Maryland Gov. Larry Hogan is hoping to take the politics out of the redrawing of political districts by creating a nonpartisan citizens commission to set legislative and congressional boundaries for the 2022 elections.
Redistricting has been an issue for the Republican Hogan since he entered office in 2015, and he has tried to introduce reforms through the Democratic-majority General Assembly without success.
“Nowhere has gerrymandering been allowed to run more rampant than here in the state of Maryland,” said Hogan, announcing the establishment of the Citizens Redistricting Commission.

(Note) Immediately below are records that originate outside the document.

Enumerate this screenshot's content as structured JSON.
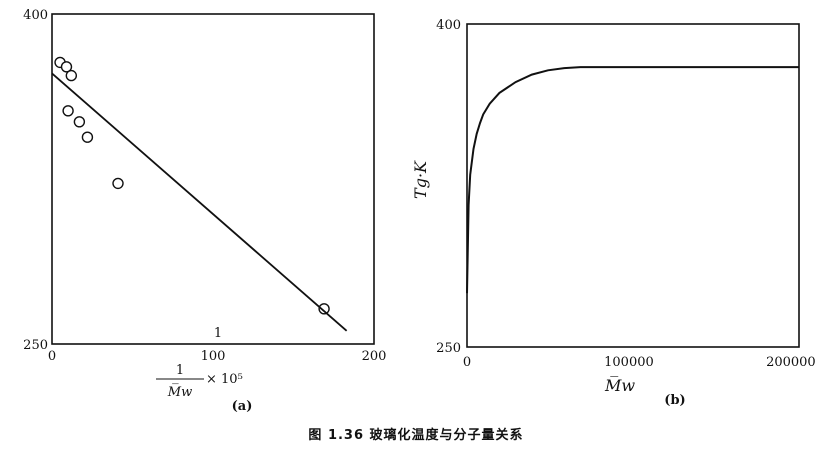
{
  "chart_data": [
    {
      "type": "scatter",
      "panel_label": "(a)",
      "xlabel_numerator": "1",
      "xlabel_denominator": "M̅w",
      "xlabel_factor": "× 10⁵",
      "ylabel": "",
      "xlim": [
        0,
        200
      ],
      "ylim": [
        250,
        400
      ],
      "x_ticks": [
        0,
        100,
        200
      ],
      "y_ticks": [
        250,
        400
      ],
      "minor_tick_label": "1",
      "points": [
        {
          "x": 5,
          "y": 378
        },
        {
          "x": 9,
          "y": 376
        },
        {
          "x": 12,
          "y": 372
        },
        {
          "x": 10,
          "y": 356
        },
        {
          "x": 17,
          "y": 351
        },
        {
          "x": 22,
          "y": 344
        },
        {
          "x": 41,
          "y": 323
        },
        {
          "x": 169,
          "y": 266
        }
      ],
      "fit_line": [
        {
          "x": 0,
          "y": 373
        },
        {
          "x": 183,
          "y": 256
        }
      ]
    },
    {
      "type": "line",
      "panel_label": "(b)",
      "xlabel": "M̅w",
      "ylabel": "Tg·K",
      "xlim": [
        0,
        205000
      ],
      "ylim": [
        250,
        400
      ],
      "x_ticks": [
        0,
        100000,
        200000
      ],
      "x_tick_labels": [
        "0",
        "100000",
        "200000"
      ],
      "y_ticks": [
        250,
        400
      ],
      "series": [
        {
          "x": [
            0,
            1000,
            2000,
            4000,
            6000,
            8000,
            10000,
            14000,
            20000,
            30000,
            40000,
            50000,
            60000,
            70000,
            100000,
            150000,
            205000
          ],
          "y": [
            275,
            316,
            330,
            342,
            349,
            354,
            358,
            363,
            368,
            373,
            376.5,
            378.5,
            379.5,
            380,
            380,
            380,
            380
          ]
        }
      ]
    }
  ],
  "caption": "图 1.36   玻璃化温度与分子量关系"
}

Gerrymandering is the centuries-old practice of one party drawing political boundaries to concentrate its voters in a district to gain an advantage or to disadvantage opponents.
“This commission is the first of its kind in the history of our state,” Hogan said.

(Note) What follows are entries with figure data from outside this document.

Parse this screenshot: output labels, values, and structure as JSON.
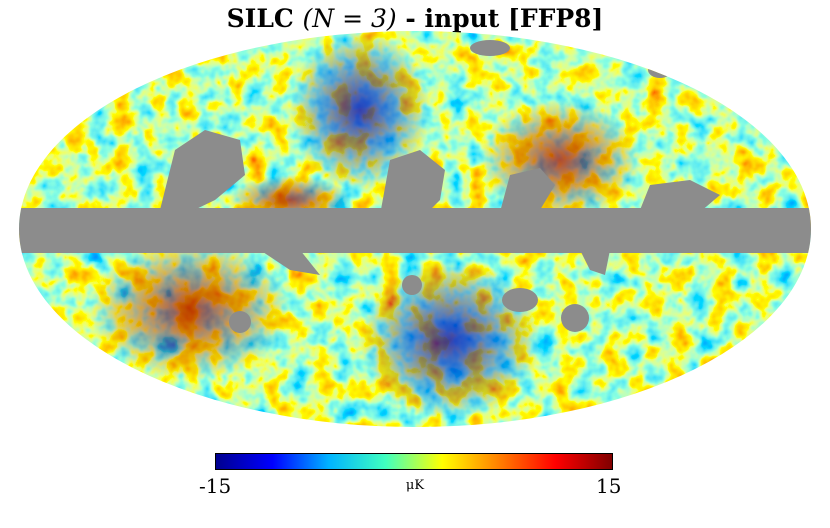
{
  "title": {
    "prefix": "SILC ",
    "math": "(N = 3)",
    "suffix": " - input [FFP8]"
  },
  "colorbar": {
    "min_label": "-15",
    "max_label": "15",
    "unit": "μK",
    "colors": [
      "#00008f",
      "#0000ff",
      "#00b4ff",
      "#40ffbf",
      "#ffff00",
      "#ff8000",
      "#ff0000",
      "#800000"
    ]
  },
  "map": {
    "projection": "mollweide",
    "mask_color": "#8c8c8c"
  }
}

The commission will be made up of three Republicans, three Democrats and three independents. Hogan named three co-chairs of the commission — Retired federal judge Alexander Williams; Dr. Kathleen Hetherington, president of Howard Community College; and Walter Olson, senior fellow at the Cato Institute’s Robert Levy Center for Constitutional Studies.
The other six commission members will be chosen from applications submitted by citizens.
“This time we want to make sure that the people of Maryland are actually the ones drawing these lines and not the politicians or the party bosses,” Hogan said.
The governor said the citizens commission would establish political districts that are fair, comply with the Constitution and the 1965 Voting Rights Act, respect natural boundaries and geography, and do not take into account citizens’ party affiliation.
To buttress his call for reform, Hogan pointed out that registered Democrats outnumber registered Republicans 2 to 1 in Maryland, but on Capitol Hill, in the House of Representatives, Maryland Democrats outnumber Republicans 7 to 1.